— Слушайте, а известно ли вам и полковнику, что фронтисты пригласили в Деву задолго до своего собрания группу кинооператоров, которые снимали всю подготовку и весь ход этого собрания? Это ведь будет документ, опровергающий агрессивные намерения фронтистов, подтверждающий мирный, конституционный, как говорит Гроза, характер движения.
— Демонстрацию фильма нужно запретить. Конечно, он еще не готов, но, вероятно, мы опоздали, полковник не сумел перехватить пленки у операторов, и они, наверное, уже отправили их для проявления за границу.
Ни министр внутренних дел, ни заведующий кабинетом, ни руководитель сигуранцы Девы не знали, что и здесь Гроза был предусмотрителен. Фильм снимали две бригады. Один комплект пленки действительно был отправлен для проявления в Будапешт, а один на случай, если при доставке фильма из-за границы будут приняты меры к его конфискации, проявлялся и готовился в стране друзьями Грозы и «Фронта земледельцев».
Репрессии против участников съезда в Деве приняли огромный размах и охватили всю страну. Но главный удар был направлен против наиболее сильной организации уезда Девы. И тут должен был показать свои способности полковник Амзулеску.
В то же время по отношению к Петру Грозе применялись меры деликатного, интеллектуального усмирения. В роли такого усмирителя, успокоителя «взбунтовавшегося» Грозы выступил престарелый Авереску, бывший генерал, а сейчас уже маршал. Гроза дважды был министром в его правительствах. Он посылает «даку» в город Деву следующее письмо:
«Любимый господин Гроза, поскольку в ближайшее время мы должны вернуться к активной политической деятельности (Авереску имеет в виду свою народную партию.
Во время последней нашей встречи у меня создалось впечатление, что Вы остаетесь и дальше серьезной опорой нашей партии. Через несколько дней после нашей встречи состоялось собрание землепашцев, о котором Вы мне говорили. На этом собрании, где, как я знаю, Вы тоже выступали, были выработаны формулы относительно крестьянского долга[29], совсем противоположные нашим заявлениям в парламенте. Мы не можем изменить своего отношения к этому вопросу, потому что достигнуть какого-либо соглашения с крестьянами невозможно.

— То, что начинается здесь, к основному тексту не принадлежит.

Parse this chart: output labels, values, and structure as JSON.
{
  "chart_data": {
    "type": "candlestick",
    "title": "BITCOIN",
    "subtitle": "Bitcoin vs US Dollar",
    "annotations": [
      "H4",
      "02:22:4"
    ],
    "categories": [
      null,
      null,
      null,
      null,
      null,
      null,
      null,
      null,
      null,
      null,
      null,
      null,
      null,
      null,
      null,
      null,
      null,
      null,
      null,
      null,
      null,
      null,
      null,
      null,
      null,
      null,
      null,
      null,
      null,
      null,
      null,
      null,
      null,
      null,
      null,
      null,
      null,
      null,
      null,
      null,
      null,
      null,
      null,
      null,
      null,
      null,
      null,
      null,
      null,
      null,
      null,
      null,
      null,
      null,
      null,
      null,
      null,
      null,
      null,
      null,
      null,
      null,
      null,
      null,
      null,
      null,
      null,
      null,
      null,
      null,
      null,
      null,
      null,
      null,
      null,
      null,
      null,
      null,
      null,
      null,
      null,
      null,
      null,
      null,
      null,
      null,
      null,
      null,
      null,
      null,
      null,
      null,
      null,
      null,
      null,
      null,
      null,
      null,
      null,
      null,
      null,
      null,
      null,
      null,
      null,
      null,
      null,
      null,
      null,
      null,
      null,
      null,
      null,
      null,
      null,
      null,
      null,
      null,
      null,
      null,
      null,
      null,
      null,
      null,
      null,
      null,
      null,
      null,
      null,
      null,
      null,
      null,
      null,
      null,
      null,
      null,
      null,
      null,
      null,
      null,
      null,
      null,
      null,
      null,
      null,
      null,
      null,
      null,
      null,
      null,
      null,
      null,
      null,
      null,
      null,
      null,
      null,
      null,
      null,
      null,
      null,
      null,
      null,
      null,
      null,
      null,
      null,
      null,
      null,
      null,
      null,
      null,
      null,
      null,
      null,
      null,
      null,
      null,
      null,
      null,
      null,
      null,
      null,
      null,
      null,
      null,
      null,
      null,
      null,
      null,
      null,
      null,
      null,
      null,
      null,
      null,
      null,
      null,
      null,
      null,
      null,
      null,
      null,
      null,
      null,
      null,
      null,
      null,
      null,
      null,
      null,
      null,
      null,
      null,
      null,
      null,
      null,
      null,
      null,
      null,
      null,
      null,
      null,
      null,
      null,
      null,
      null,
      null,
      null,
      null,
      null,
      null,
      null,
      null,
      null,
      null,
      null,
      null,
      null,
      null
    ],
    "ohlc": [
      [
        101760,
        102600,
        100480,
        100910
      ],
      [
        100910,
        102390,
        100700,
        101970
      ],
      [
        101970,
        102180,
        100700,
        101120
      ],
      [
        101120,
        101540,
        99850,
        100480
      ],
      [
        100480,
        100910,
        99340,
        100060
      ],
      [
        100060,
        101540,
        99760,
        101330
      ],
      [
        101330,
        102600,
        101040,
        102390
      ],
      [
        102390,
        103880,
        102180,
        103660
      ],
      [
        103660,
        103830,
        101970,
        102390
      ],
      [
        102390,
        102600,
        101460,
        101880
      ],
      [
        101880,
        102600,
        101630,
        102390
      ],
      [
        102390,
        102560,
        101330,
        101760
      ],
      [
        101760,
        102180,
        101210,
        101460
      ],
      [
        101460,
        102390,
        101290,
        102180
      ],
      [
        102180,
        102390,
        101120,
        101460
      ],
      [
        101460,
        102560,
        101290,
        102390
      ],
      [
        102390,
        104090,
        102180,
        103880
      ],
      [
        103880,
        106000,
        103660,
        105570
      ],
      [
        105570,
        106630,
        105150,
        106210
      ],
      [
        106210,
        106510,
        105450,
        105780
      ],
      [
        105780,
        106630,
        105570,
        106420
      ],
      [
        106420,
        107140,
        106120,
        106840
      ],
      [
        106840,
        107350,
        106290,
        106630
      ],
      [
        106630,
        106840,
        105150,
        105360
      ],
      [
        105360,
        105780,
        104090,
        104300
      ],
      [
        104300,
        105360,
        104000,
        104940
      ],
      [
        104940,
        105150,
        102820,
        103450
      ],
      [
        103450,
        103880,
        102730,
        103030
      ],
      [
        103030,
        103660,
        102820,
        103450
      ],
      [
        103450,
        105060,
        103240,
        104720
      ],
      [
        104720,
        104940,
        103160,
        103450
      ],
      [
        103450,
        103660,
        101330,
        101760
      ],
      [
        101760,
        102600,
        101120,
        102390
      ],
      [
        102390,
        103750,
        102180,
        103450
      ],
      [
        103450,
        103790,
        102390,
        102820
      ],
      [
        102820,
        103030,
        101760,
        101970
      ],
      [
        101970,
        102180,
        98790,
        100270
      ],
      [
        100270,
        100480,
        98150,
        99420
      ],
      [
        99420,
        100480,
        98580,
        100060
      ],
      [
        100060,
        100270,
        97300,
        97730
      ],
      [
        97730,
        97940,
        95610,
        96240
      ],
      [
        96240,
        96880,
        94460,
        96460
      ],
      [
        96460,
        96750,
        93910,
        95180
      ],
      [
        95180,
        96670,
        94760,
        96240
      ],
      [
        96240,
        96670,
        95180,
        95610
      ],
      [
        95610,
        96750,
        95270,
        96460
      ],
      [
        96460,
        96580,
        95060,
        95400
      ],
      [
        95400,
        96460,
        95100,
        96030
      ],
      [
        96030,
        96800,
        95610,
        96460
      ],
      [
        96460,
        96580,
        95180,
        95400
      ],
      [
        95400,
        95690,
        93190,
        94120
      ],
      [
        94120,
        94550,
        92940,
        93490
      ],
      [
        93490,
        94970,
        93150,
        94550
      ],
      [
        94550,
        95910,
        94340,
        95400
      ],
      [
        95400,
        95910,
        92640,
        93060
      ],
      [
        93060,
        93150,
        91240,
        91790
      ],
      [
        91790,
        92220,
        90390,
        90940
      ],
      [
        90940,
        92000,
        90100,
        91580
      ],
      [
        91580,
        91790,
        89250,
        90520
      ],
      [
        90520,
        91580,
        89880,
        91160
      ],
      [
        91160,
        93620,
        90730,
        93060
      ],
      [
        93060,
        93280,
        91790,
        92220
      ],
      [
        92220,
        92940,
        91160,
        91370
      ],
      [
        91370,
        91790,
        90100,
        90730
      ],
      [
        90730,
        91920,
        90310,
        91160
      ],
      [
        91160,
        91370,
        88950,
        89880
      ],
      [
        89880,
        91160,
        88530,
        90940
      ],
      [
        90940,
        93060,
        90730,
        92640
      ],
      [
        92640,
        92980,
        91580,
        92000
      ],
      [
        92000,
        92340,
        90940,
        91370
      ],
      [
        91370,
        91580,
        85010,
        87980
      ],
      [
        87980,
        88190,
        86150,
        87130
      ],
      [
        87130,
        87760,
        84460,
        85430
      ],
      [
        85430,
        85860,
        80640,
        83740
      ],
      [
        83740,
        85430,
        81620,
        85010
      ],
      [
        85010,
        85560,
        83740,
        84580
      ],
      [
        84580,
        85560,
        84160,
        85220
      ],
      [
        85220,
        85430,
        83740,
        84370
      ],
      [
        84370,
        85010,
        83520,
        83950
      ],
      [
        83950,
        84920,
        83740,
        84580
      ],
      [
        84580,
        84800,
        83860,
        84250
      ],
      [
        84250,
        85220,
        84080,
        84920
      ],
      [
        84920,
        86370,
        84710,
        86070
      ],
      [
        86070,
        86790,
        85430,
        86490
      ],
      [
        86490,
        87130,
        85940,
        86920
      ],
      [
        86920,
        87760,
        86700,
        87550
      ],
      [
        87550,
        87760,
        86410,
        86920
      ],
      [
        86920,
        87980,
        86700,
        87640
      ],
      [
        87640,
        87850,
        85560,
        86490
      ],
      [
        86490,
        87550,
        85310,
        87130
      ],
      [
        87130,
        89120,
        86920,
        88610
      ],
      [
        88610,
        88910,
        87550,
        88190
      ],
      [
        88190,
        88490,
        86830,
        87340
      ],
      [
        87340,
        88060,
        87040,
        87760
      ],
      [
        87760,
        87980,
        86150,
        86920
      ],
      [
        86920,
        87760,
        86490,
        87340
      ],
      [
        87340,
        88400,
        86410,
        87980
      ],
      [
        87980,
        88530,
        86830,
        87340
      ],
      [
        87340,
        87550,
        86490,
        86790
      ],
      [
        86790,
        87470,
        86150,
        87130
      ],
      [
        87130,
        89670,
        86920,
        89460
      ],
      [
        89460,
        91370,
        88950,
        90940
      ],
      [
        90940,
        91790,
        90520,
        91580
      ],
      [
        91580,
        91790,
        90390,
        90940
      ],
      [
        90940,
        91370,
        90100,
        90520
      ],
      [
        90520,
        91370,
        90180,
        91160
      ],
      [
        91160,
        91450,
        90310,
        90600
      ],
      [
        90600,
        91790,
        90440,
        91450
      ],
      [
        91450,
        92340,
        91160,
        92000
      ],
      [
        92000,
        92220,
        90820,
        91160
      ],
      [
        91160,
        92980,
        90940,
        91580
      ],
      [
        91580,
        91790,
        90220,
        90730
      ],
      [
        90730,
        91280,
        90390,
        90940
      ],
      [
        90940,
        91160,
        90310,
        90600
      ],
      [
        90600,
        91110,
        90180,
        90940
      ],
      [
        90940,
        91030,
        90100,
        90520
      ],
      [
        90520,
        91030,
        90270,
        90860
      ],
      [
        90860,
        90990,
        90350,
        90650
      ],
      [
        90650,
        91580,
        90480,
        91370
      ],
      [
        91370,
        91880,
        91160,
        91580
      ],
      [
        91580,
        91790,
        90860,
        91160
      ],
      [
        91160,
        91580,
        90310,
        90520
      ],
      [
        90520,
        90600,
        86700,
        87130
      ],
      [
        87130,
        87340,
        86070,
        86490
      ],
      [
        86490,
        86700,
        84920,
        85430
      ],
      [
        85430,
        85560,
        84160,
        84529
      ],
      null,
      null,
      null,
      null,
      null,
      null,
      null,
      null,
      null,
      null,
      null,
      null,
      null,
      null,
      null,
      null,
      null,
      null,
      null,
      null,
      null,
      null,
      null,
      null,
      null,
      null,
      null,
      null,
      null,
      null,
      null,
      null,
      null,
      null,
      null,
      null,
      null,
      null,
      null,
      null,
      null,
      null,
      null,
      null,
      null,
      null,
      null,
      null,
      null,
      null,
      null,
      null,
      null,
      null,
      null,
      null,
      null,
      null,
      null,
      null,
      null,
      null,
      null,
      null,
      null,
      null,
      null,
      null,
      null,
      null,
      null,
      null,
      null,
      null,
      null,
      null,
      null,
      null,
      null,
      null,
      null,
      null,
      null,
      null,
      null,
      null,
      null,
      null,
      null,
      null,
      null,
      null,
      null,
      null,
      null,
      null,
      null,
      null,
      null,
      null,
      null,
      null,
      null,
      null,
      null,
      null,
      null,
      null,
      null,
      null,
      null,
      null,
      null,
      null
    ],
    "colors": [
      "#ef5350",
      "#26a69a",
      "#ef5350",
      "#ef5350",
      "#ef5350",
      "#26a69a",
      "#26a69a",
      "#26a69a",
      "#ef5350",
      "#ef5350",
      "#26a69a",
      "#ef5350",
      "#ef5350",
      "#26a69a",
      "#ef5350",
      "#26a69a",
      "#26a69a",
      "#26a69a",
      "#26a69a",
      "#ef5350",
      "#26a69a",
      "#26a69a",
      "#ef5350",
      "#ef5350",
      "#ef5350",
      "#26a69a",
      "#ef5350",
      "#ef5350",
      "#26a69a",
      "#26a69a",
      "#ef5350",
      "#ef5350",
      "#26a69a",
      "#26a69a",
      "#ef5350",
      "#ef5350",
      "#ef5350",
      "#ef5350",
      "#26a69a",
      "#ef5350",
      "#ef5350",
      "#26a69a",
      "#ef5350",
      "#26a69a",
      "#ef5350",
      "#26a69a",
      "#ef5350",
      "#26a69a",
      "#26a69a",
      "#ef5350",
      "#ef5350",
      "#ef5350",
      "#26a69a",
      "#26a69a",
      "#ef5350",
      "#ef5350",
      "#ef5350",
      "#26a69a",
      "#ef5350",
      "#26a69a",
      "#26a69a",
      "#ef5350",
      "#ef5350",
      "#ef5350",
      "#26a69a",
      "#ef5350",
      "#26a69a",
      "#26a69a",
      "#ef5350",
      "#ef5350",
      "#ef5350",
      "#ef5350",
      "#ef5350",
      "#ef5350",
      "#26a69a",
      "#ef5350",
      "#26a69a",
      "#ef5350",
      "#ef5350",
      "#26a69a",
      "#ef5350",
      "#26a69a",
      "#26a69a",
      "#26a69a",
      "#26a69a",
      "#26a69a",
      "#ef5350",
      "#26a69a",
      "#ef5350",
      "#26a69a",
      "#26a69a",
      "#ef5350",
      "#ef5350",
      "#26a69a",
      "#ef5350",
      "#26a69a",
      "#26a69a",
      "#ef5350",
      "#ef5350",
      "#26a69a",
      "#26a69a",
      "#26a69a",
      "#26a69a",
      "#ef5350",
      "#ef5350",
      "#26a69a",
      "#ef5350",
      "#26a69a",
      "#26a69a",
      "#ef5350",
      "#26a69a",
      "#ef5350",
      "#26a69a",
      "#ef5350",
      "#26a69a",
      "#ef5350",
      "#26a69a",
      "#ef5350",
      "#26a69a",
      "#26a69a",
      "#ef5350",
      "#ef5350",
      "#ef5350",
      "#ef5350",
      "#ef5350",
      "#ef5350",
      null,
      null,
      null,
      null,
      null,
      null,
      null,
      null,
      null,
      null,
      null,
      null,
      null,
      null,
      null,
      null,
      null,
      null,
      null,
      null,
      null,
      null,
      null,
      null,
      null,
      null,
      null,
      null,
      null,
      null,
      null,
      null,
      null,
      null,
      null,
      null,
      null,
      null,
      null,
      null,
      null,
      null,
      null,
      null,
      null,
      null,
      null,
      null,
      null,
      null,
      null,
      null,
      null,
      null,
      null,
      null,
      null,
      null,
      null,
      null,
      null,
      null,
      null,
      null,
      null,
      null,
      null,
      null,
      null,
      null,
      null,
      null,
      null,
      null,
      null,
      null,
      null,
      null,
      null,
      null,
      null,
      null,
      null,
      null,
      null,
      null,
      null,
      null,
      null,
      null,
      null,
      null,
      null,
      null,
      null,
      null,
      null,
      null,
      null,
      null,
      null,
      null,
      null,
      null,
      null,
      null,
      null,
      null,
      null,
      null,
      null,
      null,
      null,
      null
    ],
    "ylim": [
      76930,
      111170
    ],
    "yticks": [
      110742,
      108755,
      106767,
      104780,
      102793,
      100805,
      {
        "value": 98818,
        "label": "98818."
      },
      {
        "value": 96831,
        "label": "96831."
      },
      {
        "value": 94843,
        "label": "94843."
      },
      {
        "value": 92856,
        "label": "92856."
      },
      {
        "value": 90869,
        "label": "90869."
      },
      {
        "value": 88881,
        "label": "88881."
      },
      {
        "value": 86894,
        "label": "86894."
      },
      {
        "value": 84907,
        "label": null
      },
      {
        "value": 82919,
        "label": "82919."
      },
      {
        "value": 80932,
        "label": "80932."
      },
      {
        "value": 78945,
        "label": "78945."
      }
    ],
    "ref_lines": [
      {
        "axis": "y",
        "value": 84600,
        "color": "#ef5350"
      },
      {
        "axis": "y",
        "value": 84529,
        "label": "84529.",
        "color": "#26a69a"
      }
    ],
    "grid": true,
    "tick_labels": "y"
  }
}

В основе их действий прежде всего и главным образом лежит эгоизм.
Поэтому я прошу Вас подумать основательно, прежде чем дать согласие возглавить «Фронт земледельцев». Вы должны понять, что будет превыше Ваших возможностей сочетать свои обязанности по этому «Фронту» с теми, которые Вам предстоят как одному из виднейших деятелей моей партии. Мы находимся перед лицом явной несовместимости, и Вы один только в состоянии принять нужное решение. В надежде, что Ваше решение будет таковым, что мне предстоит и в дальнейшем удовольствие видеть Вас рядом со мной, прошу принять самое сердечное рукопожатие.
Гроза узнал почерк и ход мыслей этого прожженного, старого демагога, сумевшего после версальских договоров создать под громкими фразами «национального единства» так называемую народную партию. Он попытался тогда объединить на национальной основе многих наивных людей, веривших, что под звуки постоянно повторяющихся националистических лозунгов изменится жизнь трудящихся масс. Но на националистической мельнице «народной» партии, как скажет потом Гроза, мололась совсем другая мука. По одному рукаву текли обещания хорошей жизни для народа, по другому — первоклассная мука для верхушки общества, пробравшейся к власти и жаждавшей богатства, богатства и богатства. Заняв министерские кресла, устроившись в великолепных особняках на Каля Виктории и в живописнейшем районе тихих аллей и прохладного воздуха шоссе Киселева, они забыли запах родной земли, острый запах крестьянского пота, тяжелые картины изнурительного труда крестьян, гнущих спины от зари до зари на полях помещиков. Обещания переустроить жизнь крестьян оставались в протоколах заседаний Совета министров и «высокой говорильни» — парламента под куполом дворца на холме митрополий.